Zur Anordnung der vorläufigen Fürsorgeerziehung gemäß § 31 (2) JWG. genügt nicht die bloße Glaubhaftmachung der Voraussetzungen dieser Gesetzesstelle

Entscheidung vom 25. Jänner 1966, 8 Ob 9/66

I. Instanz: Jugendgerichtshof Wien; II. Instanz: Jugendgerichtshof Wien

Text

Das Erstgericht hat auf Grund eines Antrages des Bezirksjugendamtes für den 10. Bezirk in Wien bezüglich des mj. Wolfgang K. die vorläufige Fürsorgeerziehung zur Prüfung der Erfolgsaussicht gemäß § 31 (2) JWG. angeordnet, da das Vorliegen der Voraussetzungen hiefür glaubhaft gemacht worden sei. Der Minderjährige, der nach Scheidung der Ehe seiner Eltern im Jahre 1960 dem Vater zur Pflege und Erziehung überlassen worden sei, habe schon als Schulkind Schwierigkeiten bereitet, sei von der ersten Klasse Realgymnasium in den B-Zug der Hauptschule umgeschult, dann allerdings wieder in den A-Zug versetzt worden und habe im Jahre 1963 mit durchschnittlichem Erfolg die Hauptschule beendet. Nach dreimonatigem Besuch der Bundesgewerbeschule habe er die Schule eigenmächtig verlassen und sei wegen seiner Arbeitsunlust und seiner negativen Lebenseinstellung bzw. der Beeinflussung durch andere Lehrlinge aus zwei Lehrstellen nach kurzer Zeit entlassen worden. Verschiedene Hilfsarbeiterstellen habe er ebenfalls nach kürzester Zeit aufgegeben. Er weigere sich prinzipiell gegen jede Arbeitsleistung, sei keinen Vernunftsgrunden zugänglich, anerkenne keine Autorität, bezeichne sich als Sonderling und Einzelgänger und steigere sich bewußt in die Rolle eines Psychopathen. Der Minderjährige bewohne in demselben Hause, in dem sein Vater mit der zweiten Frau wohne, eine eigene Wohnung. Der Vater kümmere sich zwar sehr um den Minderjährigen, überprüfe dessen Nachhausekommen und überhaupt dessen Lebensweise, aber der Minderjährige lehne ab, daß die Stiefmutter seinen Haushalt versorge, weil er kein Kostgeld hergeben wolle. Er führe ein sehr selbständiges Leben, besuche Gast- und Kaffeehäuser und komme abend spät heim.

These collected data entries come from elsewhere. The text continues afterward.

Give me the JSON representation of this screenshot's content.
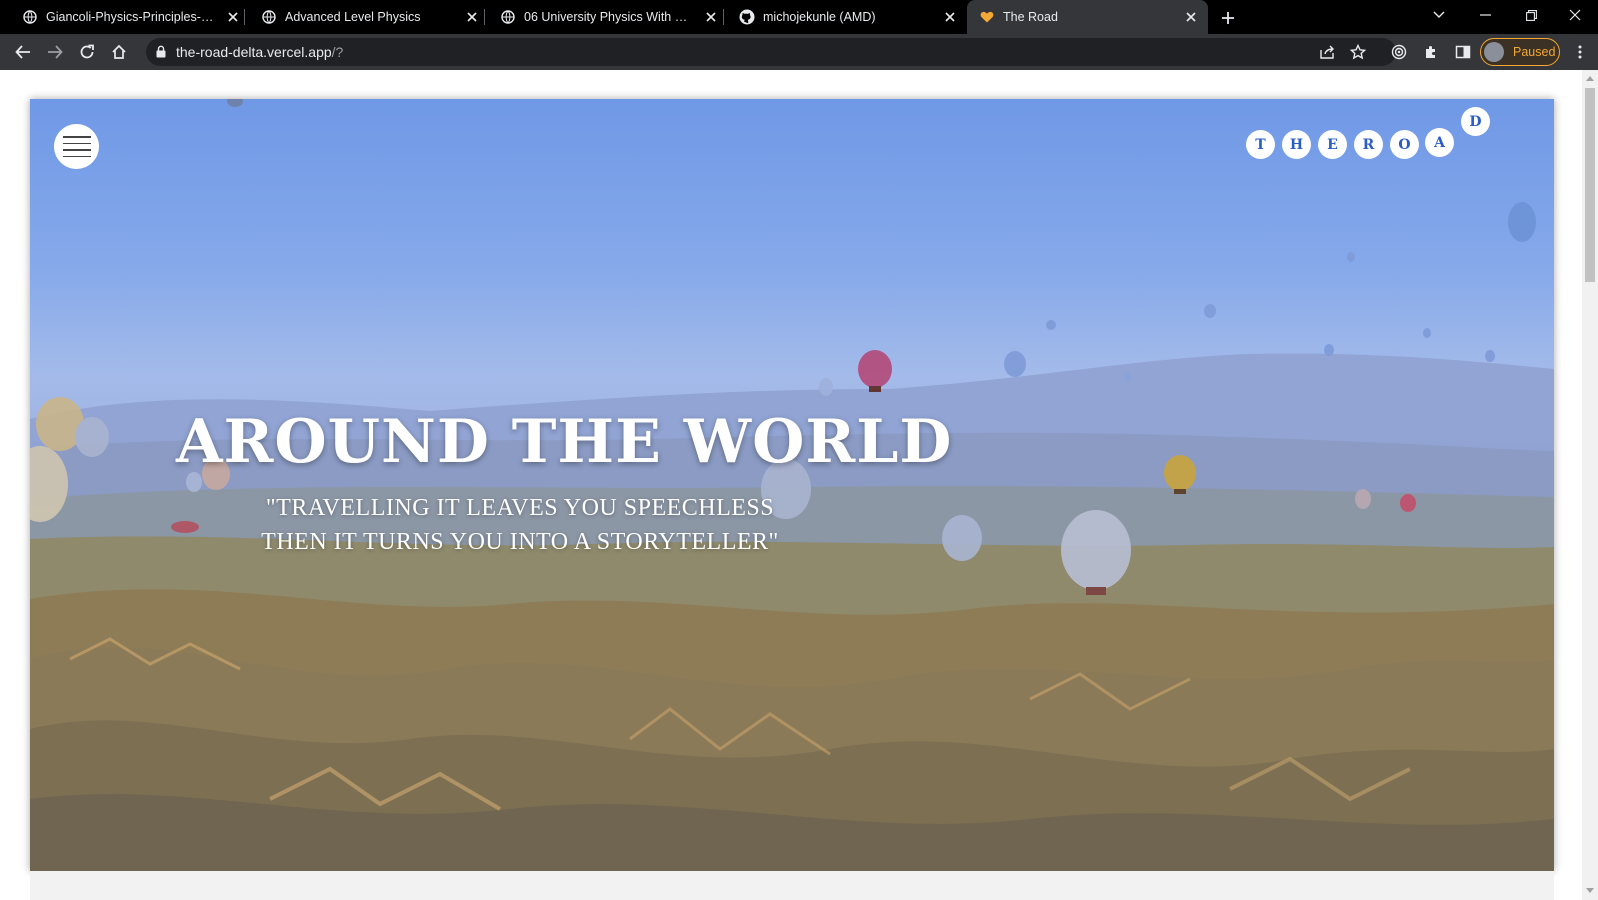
{
  "browser": {
    "tabs": [
      {
        "title": "Giancoli-Physics-Principles-with-",
        "icon": "globe-icon",
        "active": false
      },
      {
        "title": "Advanced Level Physics",
        "icon": "globe-icon",
        "active": false
      },
      {
        "title": "06 University Physics With Mode",
        "icon": "globe-icon",
        "active": false
      },
      {
        "title": "michojekunle (AMD)",
        "icon": "github-icon",
        "active": false
      },
      {
        "title": "The Road",
        "icon": "heart-icon",
        "active": true
      }
    ],
    "url_host": "the-road-delta.vercel.app",
    "url_path": "/?",
    "profile_label": "Paused",
    "colors": {
      "tabstrip": "#000000",
      "toolbar": "#35363a",
      "paused_accent": "#f3a735"
    }
  },
  "page": {
    "logo_letters": [
      "T",
      "H",
      "E",
      "R",
      "O",
      "A",
      "D"
    ],
    "headline": "AROUND THE WORLD",
    "quote_line1": "\"TRAVELLING IT LEAVES YOU SPEECHLESS",
    "quote_line2": "THEN IT TURNS YOU INTO A STORYTELLER\"",
    "colors": {
      "logo_text": "#2a5cc8",
      "sky": "#6f98e6"
    }
  }
}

Das Rekursgericht hat dem Rekurs der Mutter des Minderjährigen Folge gegeben. Es hat in rechtlicher Hinsicht ausgeführt, daß bei Anordnung einer vorläufigen Fürsorgeerziehung zur Prüfung der Erfolgsaussicht gemäß § 31 (2) JWG. das Vorliegen der Voraussetzungen der Fürsorgeerziehung feststehen müsse und, daß in diesem Falle die bloße Glaubhaftmachung der Voraussetzungen nicht genüge.

Der Oberste Gerichtshof gab dem Revisionsrekurs des Amtes der Wiener Landesregierung nicht Folge.

Rechtliche Beurteilung

Aus der Begründung:

§ 29 JWG. regelt die Anordnung der Fürsorgeerziehung, wenn diese zur Beseitigung geistiger, seelischer oder sittlicher Verwahrlosung des Minderjährigen notwendig und die Entfernung des Minderjährigen aus seiner bisherigen Umgebung, insbesondere wegen des verderblichen Einflusses der Erziehungsberechtigten oder wegen unzulänglicher oder verfehlter Erziehung erforderlich ist.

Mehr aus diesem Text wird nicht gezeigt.